Prices: Shanghai wins here on points. As a tourist destination, China in general is cheaper than Japan, and this is reflected also in the park admission, as well as in the price of hotels and meals, whether on or off property.

Overall, I'd say that on a straight comparison, Tokyo Disneyland beats Shanghai Disneyland. But give Shanghai Disneyland time, and it will have even more to offer. And already now, Shanghai Disneyland can still offer even die-hard Disney fans a full Disney experience.
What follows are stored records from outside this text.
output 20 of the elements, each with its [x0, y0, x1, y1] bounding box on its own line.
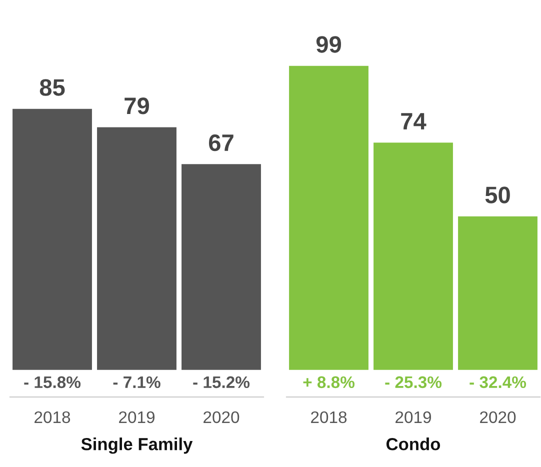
data-label: 79: [124, 98, 150, 114]
data-label: 85: [40, 79, 65, 96]
x-axis-title: Single Family: [81, 438, 193, 454]
data-label: 50: [485, 186, 510, 204]
text: - 32.4%: [470, 376, 526, 388]
x-tick-label: 2019: [396, 411, 431, 424]
x-tick-label: 2018: [311, 411, 347, 424]
data-label: 99: [316, 36, 342, 53]
text: - 15.2%: [193, 376, 250, 388]
x-tick-label: 2018: [34, 411, 70, 424]
x-tick-label: 2020: [480, 411, 516, 424]
text: + 8.8%: [303, 376, 354, 388]
data-label: 67: [208, 134, 234, 152]
x-axis-title: Condo: [386, 438, 440, 450]
text: - 7.1%: [113, 376, 160, 388]
data-label: 74: [401, 113, 426, 130]
x-tick-label: 2020: [204, 411, 240, 424]
text: - 15.8%: [24, 376, 81, 388]
text: - 25.3%: [385, 376, 442, 388]
x-tick-label: 2019: [119, 411, 154, 424]
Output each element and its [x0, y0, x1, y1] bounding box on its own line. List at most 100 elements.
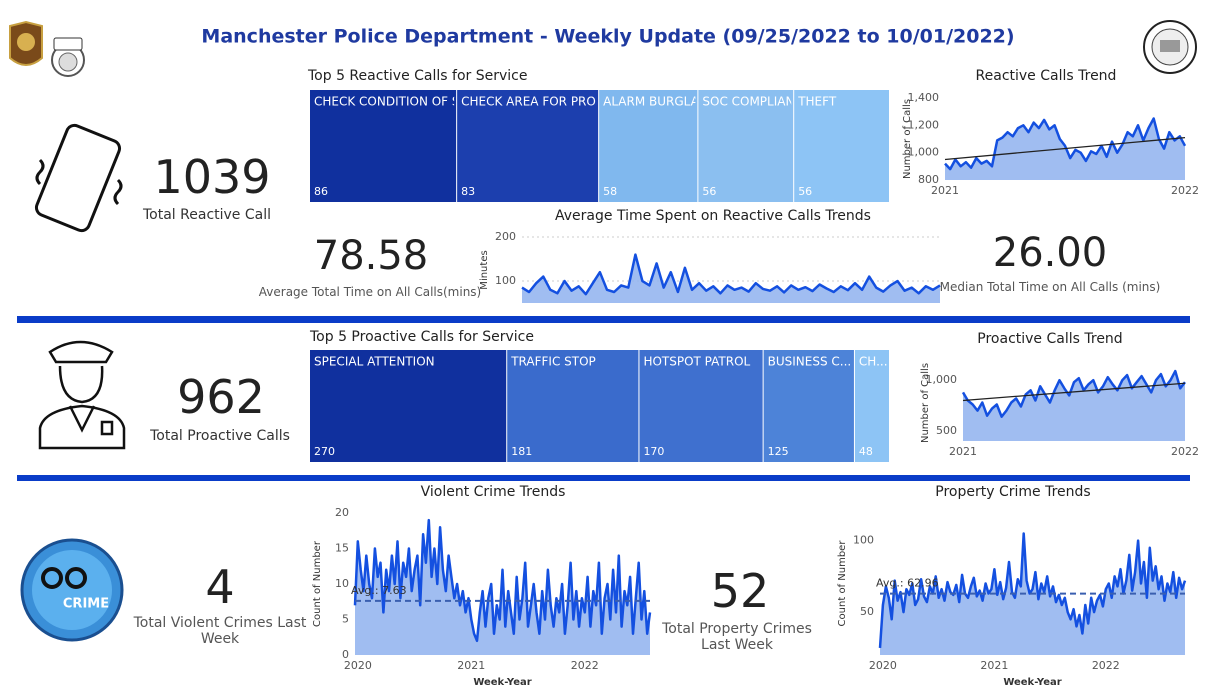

Tokyo may beat Shanghai on points, but both are worth visiting!


----------



## OKW Lover

Just wanted to thank @pogo791 for a very nice comparison.  I may not agree with all the points but they are well made.


----------



## iheartglaciers

@pogo791 gave a great comparison . I thought Shanghai DL wins hands down over Tokyo DL, but Tokyo Disney Sea is not to be missed, it’s just so we’ll themed and unique.  Although my cousins who are die hard WDW fans didn’t like it because it wasn’t Disney enough.  But I was blown away by it.

I also thought it was really fun to see the Japanese culture in the amazing CMs and the fellow park visitors dressed up in matching outfits with their Duffy’s.  It makes the whole thing a really cool experience.


----------